Куда мог деться такой старательный, никогда не позволяющий себе дурных выходок мальчик, о необычайном трудолюбии которого среди «шпротов», как называли старшеклассники младших обитателей лагеря Художественной школы, ходили уже легенды! «В первом-то классе Дмитриев с утра до ночи только и знает, что пишет и пишет. Прямо ненормальный какой-то…»

Первые дни Коля ходил в майке, сильно обжегся на солнце, и все его дразнили: «Сгорел на работе». Куда же он пропал сегодня?

Сергей Павлович немедленно организовал поиски. Несколько групп школьников, которые тут же не без удовольствия назвали себя «поисковыми партиями», вышли за пределы лагеря. Мальчишки были очень довольны этим неожиданным развлечением, а девочки, и прежде всего, конечно, Юля Маковкина, волновались и строили всякие страшные предположения. Выйдя из лагеря, миновав холм с березовой рощей и приблизившись к лесу, все стали кричать: «Коля-а-а-а! Дми-три-ев! Ау-у!»

— В чем де-ло-о? — послышалось вдруг позади искавших.

Все остановились. К ним со стороны больших берез, росших на склоне холма, подходил как ни в чем не бывало Коля Дмитриев. За поясом у него торчала толстая книжка в красивом переплете с надписью «Тургенев». Из кармана высовывался неизменный блокнот.

— Где ты был? Откуда ты взялся?

Его обступили со всех сторон.

— Я тут и был все время.

— Как — был, когда мы тут только что проходили, а тебя не видели! Мы эту местность всю прочесали… Ты что, с неба свалился?

— Почти… — отвечал уклончиво Коля, несколько смешавшись, но стараясь не показать этого. — А что, разве уже побудка была? Я не слышал.

— Да не в этом дело! — закричали все на него. — При чем тут побудка? Просто перепугал ты всех. Видим — койка прибрана, пустая, а тебя нет. Где ты был?

Коля молчал в замешательстве. Его выручили донесшиеся издалека певучие перекаты пионерского горна, который играл побудку в лагере.

Все были так довольны, что Коля нашелся, и горды успехом поисковой экспедиции, что никто даже толком и не расспросил в этот день отмалчивавшегося Колю, где он пропадал.

Сергей Павлович должен был срочно уехать на день в Москву и пообещал Коле, что займется им завтра.

Во время «тихого» часа Витя Волк, перегнувшись с койки, тихонько спросил Колю:

— Может быть, ты мне скажешь, Коля, — если конечно, это не какая-нибудь тайна, — куда тебя утром носило сегодня?

— Ладно, — зашептал Коля, — тебе я скажу. Ты поймешь. Но больше никому. Понимаешь, Витька, я хотел первым увидеть сегодня солнце, — чтоб самым первым из всех.

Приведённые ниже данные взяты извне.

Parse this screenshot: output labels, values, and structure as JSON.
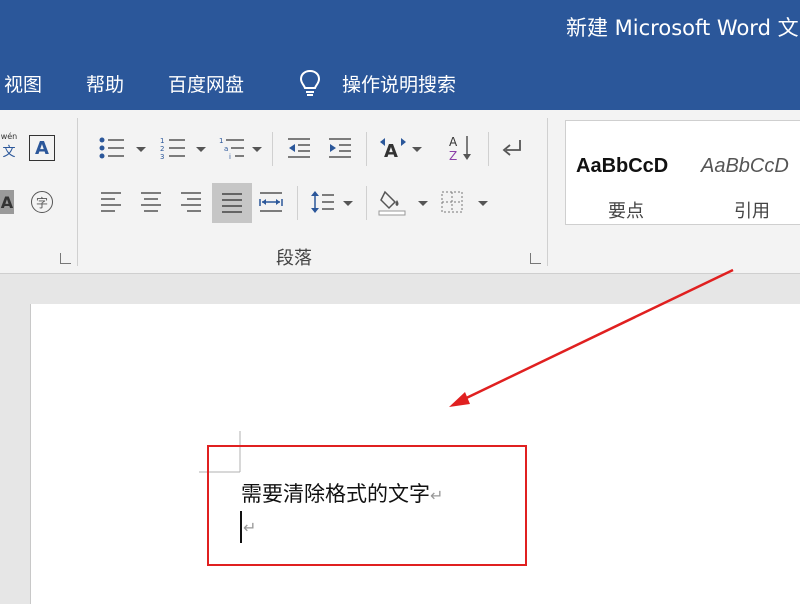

У меня сидит в башке мечта написать картину «Ранний восход», или «Счастливого пути». А всегда как-то получается так, что либо проспишь, либо погода скверная. А сегодня я встал, вы все дрыхнете, а птицы поют-поют, а потом вдруг замолкли. Это они всегда перед восходом затихают. Ну, я и вылез и пошел. Залез на самую высокую березу и видел раньше всех вас солнце — самый первый-первый луч!

— А что это за книжка у тебя была?

— Это… — Коля виновато ухмыльнулся, — это я Тургенева брал. Хотел проверить, верно ли у него восход описан. Ну веришь ли, Витька, абсолютно точно! Вот чувствовал человек! Вот видел! Ты знаешь, я прямо чуть с дерева не скатился — в такой раж пришел. Давай, Витька, завтра, пока Сергей Павлович не вернулся, вместе полезем и попробуем этюдик сделать. Только другим не говори, а то все за нами увяжутся.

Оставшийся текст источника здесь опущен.